Kim Poster: The formidable Nica Burns (theatre impresario and co-owner of Nimax Theatres) came to me to say that she had been working on Long Day’s Journey into Night for a while and wanted to know if I would like to co-produce with her. Because I love the play and it’s very much the sort of play that I am quite passionate about I was thrilled.
The day that she asked me to co-produce with her I happened to be attending the Evening Standard Awards for All My Sons with David Suchet who is a long-time friend and I’ve produced him twice already, in Amadeus (in the West End and on Broadway) as well as All My Sons.

David had been looking for a comedy to do after All My Sons. He asked me what I was doing next and I told him with great enthusiasm that Nica had asked me to do Long Day’s Journey into Night.

I saw the look in his eyes and spent an hour talking to him about the comedic possibilities of the play. In any great tragedy there are comic moments, and in wonderful productions those comic moments give the audience a tremendous amount of relief. Six weeks later, he agreed to play what is for me one of the great iconic roles of the classical canon, James Tyrone.

We readily accommodated his filming commitments; as an independent producer I have the luxury of doing what’s right for the production and Nica as the theatre owner could make the theatre available when it was good for David.

David is one of the great classical actors of this generation. His versatility in his vocal and technical capabilities is matched by such an emotional, passionate dedication and truthfulness in a role. He can do anything. It is a privilege for me to produce him on a regular basis.

We’ve even got one more up our sleeves – don’t ask, because I won’t tell.

Laurie Metcalf & David Suchet in Long Day’s Journey into Night. Photo credit: Johan Persson

As regards the rest of the cast and the creative team, we always aim to have the very highest calibre at every level. Happily, director Anthony Page had been longing to do the play.

The casting was a very long process because we really went searching for all of the other roles and we auditioned lots of people. We didn’t really know Kyle Soller very well, but he came with a very good recommendation and he was just superb in the audition.

There was really no question about him but we were also careful: We had David come in and audition with him on stage and they got on. The same was true of Trevor White, who gave almost the best audition I’ve ever seen.
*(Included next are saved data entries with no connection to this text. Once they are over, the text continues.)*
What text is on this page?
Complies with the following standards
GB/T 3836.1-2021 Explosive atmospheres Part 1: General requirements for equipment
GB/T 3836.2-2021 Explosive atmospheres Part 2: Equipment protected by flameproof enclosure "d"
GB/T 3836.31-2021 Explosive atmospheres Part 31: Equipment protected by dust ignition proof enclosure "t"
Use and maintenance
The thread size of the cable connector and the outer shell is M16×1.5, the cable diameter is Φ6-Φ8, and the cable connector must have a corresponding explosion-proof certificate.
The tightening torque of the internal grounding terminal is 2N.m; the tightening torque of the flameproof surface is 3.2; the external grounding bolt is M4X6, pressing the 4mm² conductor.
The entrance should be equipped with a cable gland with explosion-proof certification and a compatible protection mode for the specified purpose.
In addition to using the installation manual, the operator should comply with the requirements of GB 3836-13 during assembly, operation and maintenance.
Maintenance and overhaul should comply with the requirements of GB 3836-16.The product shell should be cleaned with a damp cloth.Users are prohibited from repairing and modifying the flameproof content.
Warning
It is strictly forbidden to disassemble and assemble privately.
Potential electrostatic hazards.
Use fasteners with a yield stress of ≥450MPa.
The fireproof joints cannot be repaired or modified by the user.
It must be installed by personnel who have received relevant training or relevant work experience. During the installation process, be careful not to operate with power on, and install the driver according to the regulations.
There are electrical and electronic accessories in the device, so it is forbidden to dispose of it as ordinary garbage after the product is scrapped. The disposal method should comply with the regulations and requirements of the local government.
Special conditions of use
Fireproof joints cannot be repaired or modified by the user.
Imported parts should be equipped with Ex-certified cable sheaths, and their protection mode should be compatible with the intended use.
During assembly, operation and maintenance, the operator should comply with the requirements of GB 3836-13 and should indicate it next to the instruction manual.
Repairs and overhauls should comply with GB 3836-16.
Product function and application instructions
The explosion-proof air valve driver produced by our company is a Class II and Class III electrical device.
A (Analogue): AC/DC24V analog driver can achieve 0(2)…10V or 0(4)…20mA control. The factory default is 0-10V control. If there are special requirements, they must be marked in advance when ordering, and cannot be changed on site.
The casting of Mary was crucially important. Laurie Metcalf I know very well, not just as a big television name but also as a very proper stage actor in America. Being one of the founding members of Steppenwolf, she has done a great deal on Broadway. I had seen her on stage many times and was very excited when her name was put forward by her agent. She passionately wanted to play Mary.

There is something very enticing when you have an actor who wants to play a role so strongly because if the passion is there, that’s 50% of the job done. I leave it to the audience to judge, but I feel in my heart that I made the right choices.

Is lightning going to strike twice with me and David at the Apollo Theatre? We are all very aware of how high the bar was set with All My Sons and we have all done our very best to ensure that we match it. But it’s not for me to judge.

– Kim Poster was speaking to Terri Paddock

Long Day’s Journey into Night opens tonight (10 April, previews from 2 April) at the Apollo Theatre where it plays a limited season until 18 August 2012.